The book contains two appendices - one contains a catalogue of hermitages and the other is an essay on the hermit, the hermitage and the continent. There is a list of works consulted for anyone who wants to read more about the subject and an index.
Professor Campbell believes that during the Reformation, the ancient custom of religious persons, sometimes called hermits, choosing to shut themselves away from the world for constant prayer and meditation came to an end with the dissolution of the great religious houses. During the 18th century, it became fashionable among the educated and the elite to be “melancholy”, devoting time to the admiration of nature and the study of philosophy. Gradually, some began constructing small rustic cottages, to use as retreats for deep thinking, or, in many cases, to impress visitors with their erudition. It wasn’t long before the wealthy began to hire men to live in their garden “hermitage”, pretending to be a reclusive but romantic part of the landscape.
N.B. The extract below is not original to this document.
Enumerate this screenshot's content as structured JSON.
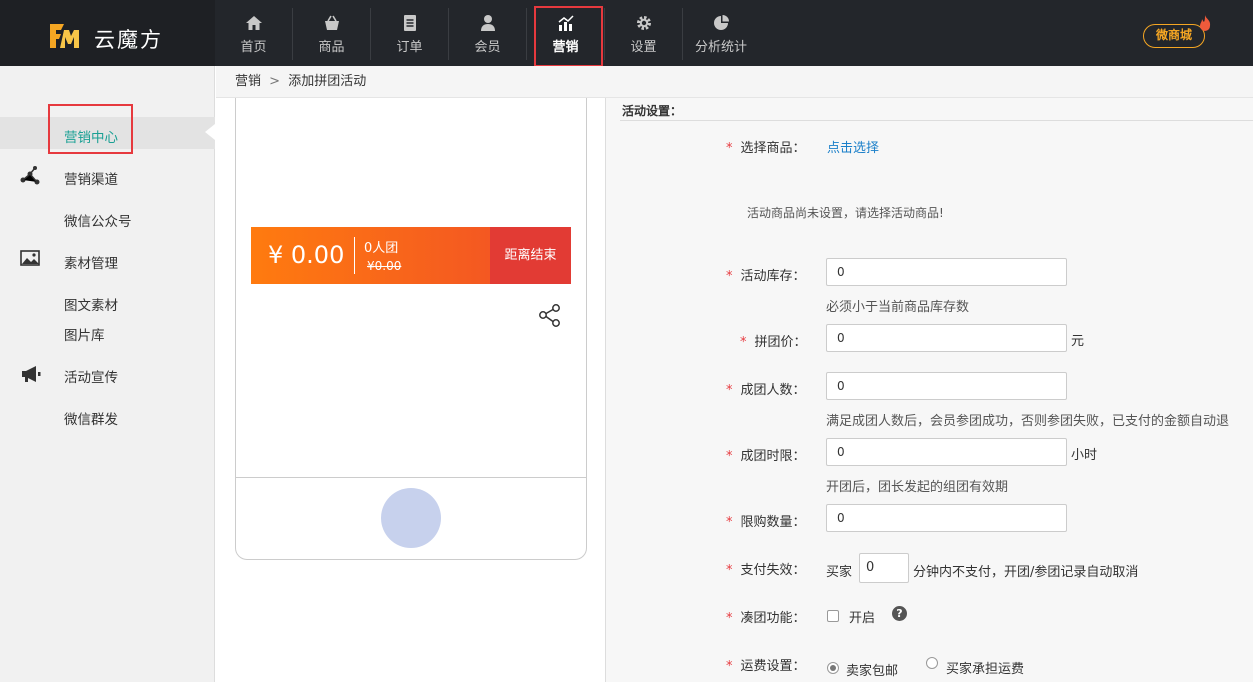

Although this book is a serious and impressive work of research, Professor Campbell injects threads of humor where appropriate, as when he describes the difficulties inherent in finding men willing to don rough robes, go barefooted, allow their hair, beards, and nails to grow, and, perhaps hardest of all, remain silent, for a period of seven years.
Much of the book is a survey of historic and modern “hermitages” in England, Scotland, France, and parts of Europe, many of which are illustrated. There are numerous extant sites that can still be visited, though they’re no longer inhabited; health regulations prohibit! It ends with some speculation about how the ornamental garden hermit morphed slowly into the ornamental garden gnome, helped along by Disney’s Grumpy, Sleepy, et al.
It’s probably safe to say that there is no more extensive compilation of information on this topic than The Hermit in the Garden. It’s a valuable addition to the field of garden history, and has much to say, or imply, about Western Civ.
Now I must search out the perfect gnome for my own garden.